Lo spazio bianco

“Mia figlia Irene stava morendo, o stava nascendo, non ho capito bene”. Maria, professoressa di Lettere in una scuola media serale per lavoratori, ha 42 anni e fuma venti sigarette al giorno quando rimane incinta di un uomo con il quale vive una storia distratta che altrettanto distrattamente finisce. Al sesto mese Maria viene ricoverata e viene sottoposta a un cesareo: Irene nasce prematura e viene messa in incubatrice, la vita appesa a un filo esilissimo.
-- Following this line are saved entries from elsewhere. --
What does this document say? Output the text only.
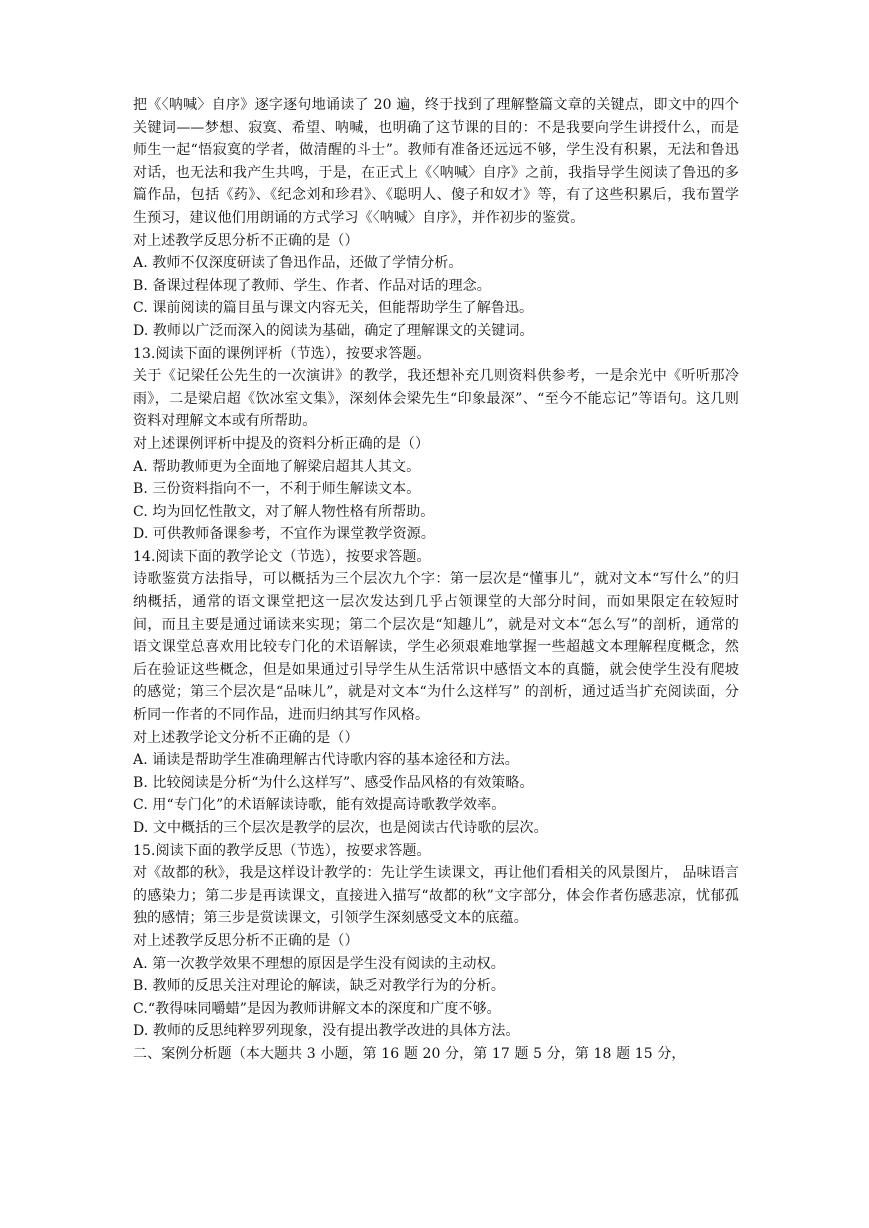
把《〈呐喊〉自序》逐字逐句地诵读了 20 遍，终于找到了理解整篇文章的关键点，即文中的四个关键词——梦想、寂寞、希望、呐喊，也明确了这节课的目的：不是我要向学生讲授什么，而是师生一起“悟寂寞的学者，做清醒的斗士”。教师有准备还远远不够，学生没有积累，无法和鲁迅对话，也无法和我产生共鸣，于是，在正式上《〈呐喊〉自序》之前，我指导学生阅读了鲁迅的多篇作品，包括《药》、《纪念刘和珍君》、《聪明人、傻子和奴才》等，有了这些积累后，我布置学生预习，建议他们用朗诵的方式学习《〈呐喊〉自序》，并作初步的鉴赏。

对上述教学反思分析不正确的是（）

A. 教师不仅深度研读了鲁迅作品，还做了学情分析。

B. 备课过程体现了教师、学生、作者、作品对话的理念。

C. 课前阅读的篇目虽与课文内容无关，但能帮助学生了解鲁迅。

D. 教师以广泛而深入的阅读为基础，确定了理解课文的关键词。

13.阅读下面的课例评析（节选），按要求答题。

关于《记梁任公先生的一次演讲》的教学，我还想补充几则资料供参考，一是余光中《听听那冷雨》，二是梁启超《饮冰室文集》，深刻体会梁先生“印象最深”、“至今不能忘记”等语句。这几则资料对理解文本或有所帮助。

对上述课例评析中提及的资料分析正确的是（）

A. 帮助教师更为全面地了解梁启超其人其文。

B. 三份资料指向不一，不利于师生解读文本。

C. 均为回忆性散文，对了解人物性格有所帮助。

D. 可供教师备课参考，不宜作为课堂教学资源。

14.阅读下面的教学论文（节选），按要求答题。

诗歌鉴赏方法指导，可以概括为三个层次九个字：第一层次是“懂事儿”，就对文本“写什么”的归纳概括，通常的语文课堂把这一层次发达到几乎占领课堂的大部分时间，而如果限定在较短时间，而且主要是通过诵读来实现；第二个层次是“知趣儿”，就是对文本“怎么写”的剖析，通常的语文课堂总喜欢用比较专门化的术语解读，学生必须艰难地掌握一些超越文本理解程度概念，然后在验证这些概念，但是如果通过引导学生从生活常识中感悟文本的真髓，就会使学生没有爬坡的感觉；第三个层次是“品味儿”，就是对文本“为什么这样写” 的剖析，通过适当扩充阅读面，分析同一作者的不同作品，进而归纳其写作风格。

对上述教学论文分析不正确的是（）

A. 诵读是帮助学生准确理解古代诗歌内容的基本途径和方法。

B. 比较阅读是分析“为什么这样写”、感受作品风格的有效策略。

C. 用“专门化”的术语解读诗歌，能有效提高诗歌教学效率。

D. 文中概括的三个层次是教学的层次，也是阅读古代诗歌的层次。

15.阅读下面的教学反思（节选），按要求答题。

对《故都的秋》，我是这样设计教学的：先让学生读课文，再让他们看相关的风景图片， 品味语言的感染力；第二步是再读课文，直接进入描写“故都的秋”文字部分，体会作者伤感悲凉，忧郁孤独的感情；第三步是赏读课文，引领学生深刻感受文本的底蕴。

对上述教学反思分析不正确的是（）

A. 第一次教学效果不理想的原因是学生没有阅读的主动权。

B. 教师的反思关注对理论的解读，缺乏对教学行为的分析。

C.“教得味同嚼蜡”是因为教师讲解文本的深度和广度不够。

D. 教师的反思纯粹罗列现象，没有提出教学改进的具体方法。

二、案例分析题（本大题共 3 小题，第 16 题 20 分，第 17 题 5 分，第 18 题 15 分，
Per settimane e settimane Maria veglia Irene al reparto di Neonatologia, tra bacheche piene di foto di bambini ‘che ce l’hanno fatta’, psicologhe laconiche, medici silenziosi, madri con storie di emarginazione. E mentre ripensa alla sua, di vita, tenta di tracciare il profilo di quella che forse sarà e forse no, quella della sua piccola da difendere a ogni costo...
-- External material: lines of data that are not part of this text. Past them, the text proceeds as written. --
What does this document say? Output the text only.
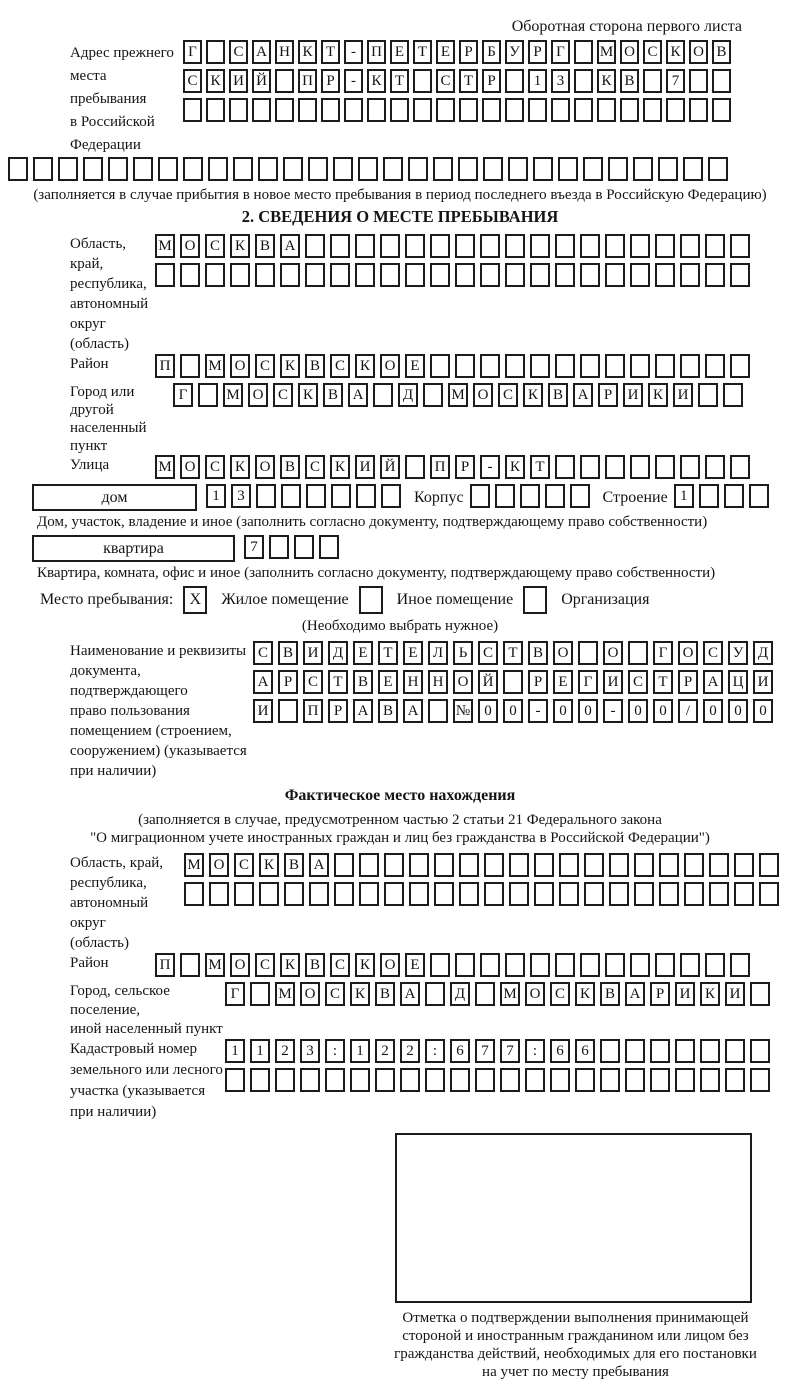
Оборотная сторона первого листа
Адрес прежнего
места пребывания
в Российской
Федерации
Г С А Н К Т - П Е Т Е Р Б У Р Г М О С К О В
С К И Й П Р - К Т С Т Р	1 3 К В 7
(заполняется в случае прибытия в новое место пребывания в период последнего въезда в Российскую Федерацию)
2. СВЕДЕНИЯ О МЕСТЕ ПРЕБЫВАНИЯ
Область, край,
республика,
автономный
округ (область)
М О С К В А
Район	П	М О С К В С К О Е
Город или другой
населенный пункт
Г	М О С К В А	Д	М О С К В А Р И К И
Улица	М О С К О В С К И Й	П Р - К Т
дом	1 3	Корпус	Строение 1
Дом, участок, владение и иное (заполнить согласно документу, подтверждающему право собственности)
квартира	7
Квартира, комната, офис и иное (заполнить согласно документу, подтверждающему право собственности)
Место пребывания: X Жилое помещение	Иное помещение	Организация
(Необходимо выбрать нужное)
Наименование и реквизиты
документа, подтверждающего
право пользования
помещением (строением,
сооружением) (указывается
при наличии)
С В И Д Е Т Е Л Ь С Т В О	О	Г О С У Д
А Р С Т В Е Н Н О Й	Р Е Г И С Т Р А Ц И
И	П Р А В А № 0 0 - 0 0 - 0 0 / 0 0 0
Фактическое место нахождения
(заполняется в случае, предусмотренном частью 2 статьи 21 Федерального закона
"О миграционном учете иностранных граждан и лиц без гражданства в Российской Федерации")
Область, край,
республика,
автономный округ
(область)
М О С К В А
Район	П	М О С К В С К О Е
Город, сельское поселение,
иной населенный пункт
Г	М О С К В А	Д	М О С К В А Р И К И
Кадастровый номер
земельного или лесного
участка (указывается
при наличии)
1 1 2 3 : 1 2 2 : 6 7 7 : 6 6
Отметка о подтверждении выполнения принимающей
стороной и иностранным гражданином или лицом без
гражданства действий, необходимых для его постановки
на учет по месту пребывания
Lo spazio bianco è il luogo delle possibilità inespresse, l’incognita tutta umana del futuro, il cammino ancora da fare che non sappiamo dove ci condurrà, la vita che sarà o non sarà della piccola, fragile Irene, crudelmente quasi più possibilità di una bimba che bimba vera. Una terra di nessuno che la giovane autrice napoletana sceglie come teatro del suo primo romanzo dopo tanti acclamati frammenti di vita travestiti da racconti. Ma attenzione, non va dimenticato: il bianco non è solo un simbolo di vuoto, è (anche) la somma di tutti i colori. E se non tutti, sono tanti i colori che Valeria Parrella mescola sulla sua tavolozza: il rosa pallido della malinconica storia-non storia d’amore di Maria con il padre di Irene - “(...) un uomo elegante che mi era passato nella vita recitando frasi molto belle” - e dell’ellittico flirtare della protagonista con il giovane medico dagli occhi blu (“Marì, sentimi a me, questo ti viene appresso”), il rosso della vita umile da operai dei genitori di Maria (“(...) a vedermi da fuori io lo sentivo, di essere la prima persona della famiglia che non avrebbe avuto le braccia corrose dal succo di pomodoro”), il nero dell’accidentato percorso politico del padre, antifascista dalle elementari e comunista convinto fino alla tragedia del rapimento Moro, il grigio di un’assistenza sanitaria che procede a tentoni tra cocktail esoterici di farmaci, attese intrise di un fatalismo sospeso a metà tra zen e disperazione, santini, musicoterapia e incomunicabilità con i pazienti (“Quelli sono medici, signò, che vi possono rispondere?”) e poi le mille sfumature di una Napoli colta al tramonto o la mattina presto, sull’autobus o nelle piazze in penombra mentre si abbassano le serrande dei negozi. Una città senza trucco, che come una donna semplice davanti a occhi troppo insistenti distoglie lo sguardo un po’ imbarazzata e tutto sommato incredula. Come sempre, la Parrella lavora per sottrazione, come se partendo da un groviglio di emozioni, di pensieri, di vissuto distillasse poche parole intensissime, scheletri di frasi che un incedere appena appena dialettale umanizza, differenziando profondamente la scrittura della giovane aurice napoletana da altre ugualmente stilizzate ma non altrettanto vibranti, tese, urticanti, indimenticabili.